Recommandation n° 1 ( Parlement puis Insee et administration fiscale ) : produire et publier, d'ici le projet de loi de finances initiale pour 2024, des estimations de la fraude fiscale, en détaillant la méthodologie utilisée. Ces évaluations, confiées à l'Insee et à l'administration fiscale, seront ensuite actualisées chaque année et intégrées au document de politique transversale relatif à la lutte contre l'évasion fiscale et la fraude en matière d'impositions de toutes natures et de cotisations sociales.

Il est donc proposé d' écarter à moyen-terme la création d'un observatoire de la fraude fiscale , idée originellement proposée par Gérard Darmanin, alors ministre de l'action et des comptes publics. L'instauration d'une nouvelle structure n'apparaît pas pertinente dès lors qu'il n'y a pas d'évaluation de la fraude fiscale et dès lors que les compétences nécessaires pour produire ces travaux se situent dans d'autres administrations.


* 7 OCDE (2017), Tax Administration 2017 : Comparative Information on OECD and Other Advanced and Emerging Economies, Éditions OCDE, Paris.
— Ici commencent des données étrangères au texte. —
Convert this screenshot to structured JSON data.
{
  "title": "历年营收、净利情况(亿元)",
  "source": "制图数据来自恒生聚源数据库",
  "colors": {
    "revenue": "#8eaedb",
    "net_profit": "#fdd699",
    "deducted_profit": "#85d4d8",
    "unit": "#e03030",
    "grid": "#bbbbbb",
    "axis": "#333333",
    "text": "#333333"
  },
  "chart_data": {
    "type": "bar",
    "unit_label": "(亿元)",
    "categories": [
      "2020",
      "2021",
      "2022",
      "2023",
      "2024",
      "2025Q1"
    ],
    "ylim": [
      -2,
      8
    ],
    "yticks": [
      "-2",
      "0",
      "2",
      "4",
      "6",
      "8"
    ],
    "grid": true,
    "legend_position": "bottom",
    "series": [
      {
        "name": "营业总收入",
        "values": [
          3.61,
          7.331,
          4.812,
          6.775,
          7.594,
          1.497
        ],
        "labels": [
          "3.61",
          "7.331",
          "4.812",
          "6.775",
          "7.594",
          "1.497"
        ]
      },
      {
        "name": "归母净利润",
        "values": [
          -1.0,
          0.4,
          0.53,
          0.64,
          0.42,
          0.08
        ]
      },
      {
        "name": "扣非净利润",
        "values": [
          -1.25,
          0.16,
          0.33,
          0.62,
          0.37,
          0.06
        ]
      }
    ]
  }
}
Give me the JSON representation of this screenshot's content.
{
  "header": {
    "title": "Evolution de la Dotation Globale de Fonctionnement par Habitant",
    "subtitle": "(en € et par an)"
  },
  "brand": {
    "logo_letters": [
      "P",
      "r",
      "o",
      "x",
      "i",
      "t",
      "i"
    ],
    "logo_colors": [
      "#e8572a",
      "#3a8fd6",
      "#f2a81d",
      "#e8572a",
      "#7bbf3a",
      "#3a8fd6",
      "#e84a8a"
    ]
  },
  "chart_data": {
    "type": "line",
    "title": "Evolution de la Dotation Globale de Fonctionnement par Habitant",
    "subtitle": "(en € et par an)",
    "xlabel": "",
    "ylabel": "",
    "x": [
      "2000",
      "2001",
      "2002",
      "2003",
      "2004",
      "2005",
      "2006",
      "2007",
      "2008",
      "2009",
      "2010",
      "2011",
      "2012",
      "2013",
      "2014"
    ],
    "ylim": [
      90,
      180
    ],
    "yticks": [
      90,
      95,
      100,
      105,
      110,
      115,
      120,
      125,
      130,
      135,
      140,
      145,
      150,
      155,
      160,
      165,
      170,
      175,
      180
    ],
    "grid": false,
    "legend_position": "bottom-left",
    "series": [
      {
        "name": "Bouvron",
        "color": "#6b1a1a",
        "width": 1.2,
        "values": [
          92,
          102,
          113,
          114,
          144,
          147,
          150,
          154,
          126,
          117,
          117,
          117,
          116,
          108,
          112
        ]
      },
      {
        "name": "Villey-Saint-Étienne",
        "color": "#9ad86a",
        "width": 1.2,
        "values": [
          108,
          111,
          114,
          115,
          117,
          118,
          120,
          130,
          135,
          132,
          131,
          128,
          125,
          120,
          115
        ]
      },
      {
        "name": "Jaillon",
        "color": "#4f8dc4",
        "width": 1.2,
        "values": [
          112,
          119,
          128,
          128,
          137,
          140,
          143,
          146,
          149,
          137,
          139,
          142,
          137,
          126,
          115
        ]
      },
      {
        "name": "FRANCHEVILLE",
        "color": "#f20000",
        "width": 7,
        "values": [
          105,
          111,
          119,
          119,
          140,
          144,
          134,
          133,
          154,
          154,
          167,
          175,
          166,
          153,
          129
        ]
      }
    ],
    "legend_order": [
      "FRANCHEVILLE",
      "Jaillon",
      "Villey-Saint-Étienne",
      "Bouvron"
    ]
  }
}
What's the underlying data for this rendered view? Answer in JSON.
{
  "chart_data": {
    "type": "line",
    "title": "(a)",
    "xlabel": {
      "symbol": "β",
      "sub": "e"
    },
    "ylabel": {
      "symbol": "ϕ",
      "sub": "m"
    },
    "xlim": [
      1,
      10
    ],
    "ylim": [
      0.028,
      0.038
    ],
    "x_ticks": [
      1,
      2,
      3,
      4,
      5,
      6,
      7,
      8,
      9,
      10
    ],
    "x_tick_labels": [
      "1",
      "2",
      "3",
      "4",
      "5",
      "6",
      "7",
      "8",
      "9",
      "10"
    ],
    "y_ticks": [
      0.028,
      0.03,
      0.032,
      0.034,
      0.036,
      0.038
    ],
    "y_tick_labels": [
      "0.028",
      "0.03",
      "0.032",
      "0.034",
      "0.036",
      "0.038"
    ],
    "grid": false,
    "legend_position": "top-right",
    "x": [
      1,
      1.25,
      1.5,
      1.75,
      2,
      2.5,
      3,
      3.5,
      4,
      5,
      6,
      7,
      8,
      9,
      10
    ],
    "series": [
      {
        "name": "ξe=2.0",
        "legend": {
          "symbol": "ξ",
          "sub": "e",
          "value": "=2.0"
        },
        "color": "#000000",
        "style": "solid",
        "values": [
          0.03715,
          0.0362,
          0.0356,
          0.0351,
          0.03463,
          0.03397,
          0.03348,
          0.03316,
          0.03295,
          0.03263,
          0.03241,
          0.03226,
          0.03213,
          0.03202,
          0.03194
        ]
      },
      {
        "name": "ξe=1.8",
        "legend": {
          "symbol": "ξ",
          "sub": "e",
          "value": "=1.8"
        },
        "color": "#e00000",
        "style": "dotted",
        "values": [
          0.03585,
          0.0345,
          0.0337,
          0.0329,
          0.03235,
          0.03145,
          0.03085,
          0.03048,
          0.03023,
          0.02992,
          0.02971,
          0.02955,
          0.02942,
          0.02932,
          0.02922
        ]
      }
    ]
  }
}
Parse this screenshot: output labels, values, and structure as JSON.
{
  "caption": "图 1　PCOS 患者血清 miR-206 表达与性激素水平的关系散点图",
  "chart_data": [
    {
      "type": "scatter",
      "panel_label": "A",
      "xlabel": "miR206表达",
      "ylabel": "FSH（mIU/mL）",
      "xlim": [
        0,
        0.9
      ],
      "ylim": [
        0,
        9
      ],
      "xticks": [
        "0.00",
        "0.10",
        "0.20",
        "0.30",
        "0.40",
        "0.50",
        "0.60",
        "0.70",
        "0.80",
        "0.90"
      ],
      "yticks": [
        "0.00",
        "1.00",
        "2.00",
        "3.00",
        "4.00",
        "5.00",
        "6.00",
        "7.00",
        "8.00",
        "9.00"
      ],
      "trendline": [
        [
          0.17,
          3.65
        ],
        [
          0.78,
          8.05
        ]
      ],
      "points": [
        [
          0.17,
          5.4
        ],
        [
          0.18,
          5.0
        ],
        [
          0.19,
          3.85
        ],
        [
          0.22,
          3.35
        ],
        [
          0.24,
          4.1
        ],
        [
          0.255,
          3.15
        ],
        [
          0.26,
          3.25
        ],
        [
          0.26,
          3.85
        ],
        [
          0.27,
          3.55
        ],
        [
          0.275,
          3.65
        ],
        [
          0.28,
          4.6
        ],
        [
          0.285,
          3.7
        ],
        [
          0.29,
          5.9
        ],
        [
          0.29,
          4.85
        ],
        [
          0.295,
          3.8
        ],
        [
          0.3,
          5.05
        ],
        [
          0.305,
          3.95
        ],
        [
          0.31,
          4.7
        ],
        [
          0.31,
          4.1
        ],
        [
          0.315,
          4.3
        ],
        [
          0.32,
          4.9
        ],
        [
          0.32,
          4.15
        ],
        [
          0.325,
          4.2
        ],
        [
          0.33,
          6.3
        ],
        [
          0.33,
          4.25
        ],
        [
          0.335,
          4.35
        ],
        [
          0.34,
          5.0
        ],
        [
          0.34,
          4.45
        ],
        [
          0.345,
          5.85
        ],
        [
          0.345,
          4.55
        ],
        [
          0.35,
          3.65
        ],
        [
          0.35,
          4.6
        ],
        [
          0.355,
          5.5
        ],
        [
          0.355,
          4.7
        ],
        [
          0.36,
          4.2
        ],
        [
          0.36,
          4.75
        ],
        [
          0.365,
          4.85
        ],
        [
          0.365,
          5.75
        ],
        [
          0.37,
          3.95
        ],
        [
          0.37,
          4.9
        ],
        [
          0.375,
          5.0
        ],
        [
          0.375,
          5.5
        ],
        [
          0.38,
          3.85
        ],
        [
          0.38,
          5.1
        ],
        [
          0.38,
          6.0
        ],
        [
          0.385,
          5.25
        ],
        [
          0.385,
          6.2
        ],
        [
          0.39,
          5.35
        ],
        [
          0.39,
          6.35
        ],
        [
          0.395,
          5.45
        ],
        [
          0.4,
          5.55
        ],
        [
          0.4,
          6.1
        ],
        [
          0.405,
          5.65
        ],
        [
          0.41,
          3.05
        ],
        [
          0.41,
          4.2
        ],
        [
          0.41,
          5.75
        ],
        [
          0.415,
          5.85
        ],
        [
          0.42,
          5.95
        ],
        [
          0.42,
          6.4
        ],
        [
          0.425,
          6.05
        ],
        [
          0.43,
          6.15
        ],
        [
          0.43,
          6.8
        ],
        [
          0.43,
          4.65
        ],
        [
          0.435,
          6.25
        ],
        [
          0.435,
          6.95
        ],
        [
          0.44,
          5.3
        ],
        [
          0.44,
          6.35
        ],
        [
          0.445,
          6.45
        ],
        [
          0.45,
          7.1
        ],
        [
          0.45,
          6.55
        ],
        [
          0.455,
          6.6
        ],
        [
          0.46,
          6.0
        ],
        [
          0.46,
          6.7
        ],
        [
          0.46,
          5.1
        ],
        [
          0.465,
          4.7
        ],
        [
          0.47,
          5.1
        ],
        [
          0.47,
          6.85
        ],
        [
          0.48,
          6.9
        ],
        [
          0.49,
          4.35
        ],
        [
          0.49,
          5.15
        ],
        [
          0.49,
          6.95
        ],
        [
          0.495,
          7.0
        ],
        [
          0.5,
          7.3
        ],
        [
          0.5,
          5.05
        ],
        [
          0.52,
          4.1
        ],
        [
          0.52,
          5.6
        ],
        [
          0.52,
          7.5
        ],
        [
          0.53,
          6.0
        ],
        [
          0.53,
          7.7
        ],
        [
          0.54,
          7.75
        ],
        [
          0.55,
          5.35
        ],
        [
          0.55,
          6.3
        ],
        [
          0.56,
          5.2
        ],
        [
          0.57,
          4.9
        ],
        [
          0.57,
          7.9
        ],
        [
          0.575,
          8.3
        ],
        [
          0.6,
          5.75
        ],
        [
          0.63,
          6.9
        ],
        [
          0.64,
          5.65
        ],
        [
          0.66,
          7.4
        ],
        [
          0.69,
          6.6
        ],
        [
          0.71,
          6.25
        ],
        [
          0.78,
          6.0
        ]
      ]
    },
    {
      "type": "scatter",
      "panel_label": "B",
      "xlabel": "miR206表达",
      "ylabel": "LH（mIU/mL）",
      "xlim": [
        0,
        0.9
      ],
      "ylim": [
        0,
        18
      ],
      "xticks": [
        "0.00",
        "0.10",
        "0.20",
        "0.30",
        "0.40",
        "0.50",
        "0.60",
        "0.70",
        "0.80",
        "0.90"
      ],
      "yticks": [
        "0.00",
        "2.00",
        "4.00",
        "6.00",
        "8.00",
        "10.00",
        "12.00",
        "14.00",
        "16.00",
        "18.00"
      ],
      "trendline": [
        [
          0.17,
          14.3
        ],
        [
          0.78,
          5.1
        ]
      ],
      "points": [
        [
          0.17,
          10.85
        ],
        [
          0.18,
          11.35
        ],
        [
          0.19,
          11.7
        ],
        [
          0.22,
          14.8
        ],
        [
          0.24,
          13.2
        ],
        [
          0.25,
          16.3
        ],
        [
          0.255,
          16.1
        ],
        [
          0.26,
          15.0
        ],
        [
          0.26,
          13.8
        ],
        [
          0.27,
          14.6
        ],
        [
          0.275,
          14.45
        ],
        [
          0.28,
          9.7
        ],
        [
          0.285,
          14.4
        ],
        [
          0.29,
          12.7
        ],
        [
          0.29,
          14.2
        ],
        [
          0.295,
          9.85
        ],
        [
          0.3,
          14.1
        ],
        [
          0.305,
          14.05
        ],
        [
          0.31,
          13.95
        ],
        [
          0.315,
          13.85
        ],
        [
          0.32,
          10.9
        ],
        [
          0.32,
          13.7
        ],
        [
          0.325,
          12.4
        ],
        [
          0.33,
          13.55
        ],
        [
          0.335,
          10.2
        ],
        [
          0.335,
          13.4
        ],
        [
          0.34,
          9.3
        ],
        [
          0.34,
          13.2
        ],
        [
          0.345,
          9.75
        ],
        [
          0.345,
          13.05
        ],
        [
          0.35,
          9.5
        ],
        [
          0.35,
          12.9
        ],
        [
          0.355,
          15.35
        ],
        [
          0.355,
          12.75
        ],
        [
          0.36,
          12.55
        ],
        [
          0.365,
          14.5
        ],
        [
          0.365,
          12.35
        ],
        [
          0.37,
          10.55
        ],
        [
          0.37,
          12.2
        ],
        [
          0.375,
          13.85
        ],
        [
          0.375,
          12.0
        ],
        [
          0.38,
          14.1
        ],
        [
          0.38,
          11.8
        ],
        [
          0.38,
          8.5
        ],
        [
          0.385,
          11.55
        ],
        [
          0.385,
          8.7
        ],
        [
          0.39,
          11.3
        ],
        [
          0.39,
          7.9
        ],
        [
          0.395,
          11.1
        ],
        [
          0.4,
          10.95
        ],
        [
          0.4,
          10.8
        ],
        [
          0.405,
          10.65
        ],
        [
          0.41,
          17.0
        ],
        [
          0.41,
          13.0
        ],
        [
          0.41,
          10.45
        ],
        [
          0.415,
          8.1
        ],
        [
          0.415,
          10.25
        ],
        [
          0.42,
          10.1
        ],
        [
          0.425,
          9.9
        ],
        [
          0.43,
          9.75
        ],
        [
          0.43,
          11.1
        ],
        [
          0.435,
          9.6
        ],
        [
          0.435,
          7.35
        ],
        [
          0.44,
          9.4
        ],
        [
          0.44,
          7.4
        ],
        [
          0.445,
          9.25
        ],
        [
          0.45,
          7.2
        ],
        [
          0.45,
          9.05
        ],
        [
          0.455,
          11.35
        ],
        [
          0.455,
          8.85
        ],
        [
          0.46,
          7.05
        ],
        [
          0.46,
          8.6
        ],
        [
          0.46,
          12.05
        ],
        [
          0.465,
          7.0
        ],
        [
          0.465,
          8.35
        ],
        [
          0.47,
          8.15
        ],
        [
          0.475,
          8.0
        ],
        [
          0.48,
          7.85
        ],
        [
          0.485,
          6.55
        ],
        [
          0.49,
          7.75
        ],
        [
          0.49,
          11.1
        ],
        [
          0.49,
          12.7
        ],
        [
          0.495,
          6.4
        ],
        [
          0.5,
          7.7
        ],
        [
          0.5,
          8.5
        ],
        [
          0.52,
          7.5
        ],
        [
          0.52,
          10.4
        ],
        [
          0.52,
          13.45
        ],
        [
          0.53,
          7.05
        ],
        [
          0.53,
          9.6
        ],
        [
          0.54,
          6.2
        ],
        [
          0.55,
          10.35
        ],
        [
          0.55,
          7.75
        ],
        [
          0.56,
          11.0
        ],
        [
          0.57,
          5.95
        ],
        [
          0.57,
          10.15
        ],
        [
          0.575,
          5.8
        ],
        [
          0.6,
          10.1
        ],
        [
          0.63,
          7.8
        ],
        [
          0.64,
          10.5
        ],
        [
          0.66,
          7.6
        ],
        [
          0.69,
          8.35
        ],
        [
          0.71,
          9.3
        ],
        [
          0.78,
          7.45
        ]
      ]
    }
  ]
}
* 8 Dans la quasi-totalité des pays, cette notion correspond aux impôts qui auraient été encaissés en cas de plein respect de la loi fiscale et d'absence d'insolvabilité des contribuables.

* 9 Cour des comptes, « La fraude aux prélèvements obligatoires », 2 décembre 2019.

* 10 Insee, « Estimation des montants manquants de versements de TVA : exploitation des données du contrôle fiscal », 25 juillet 2022.

* 11 D'après les éléments communiqués par l'Insee en réponse au questionnaire du rapporteur.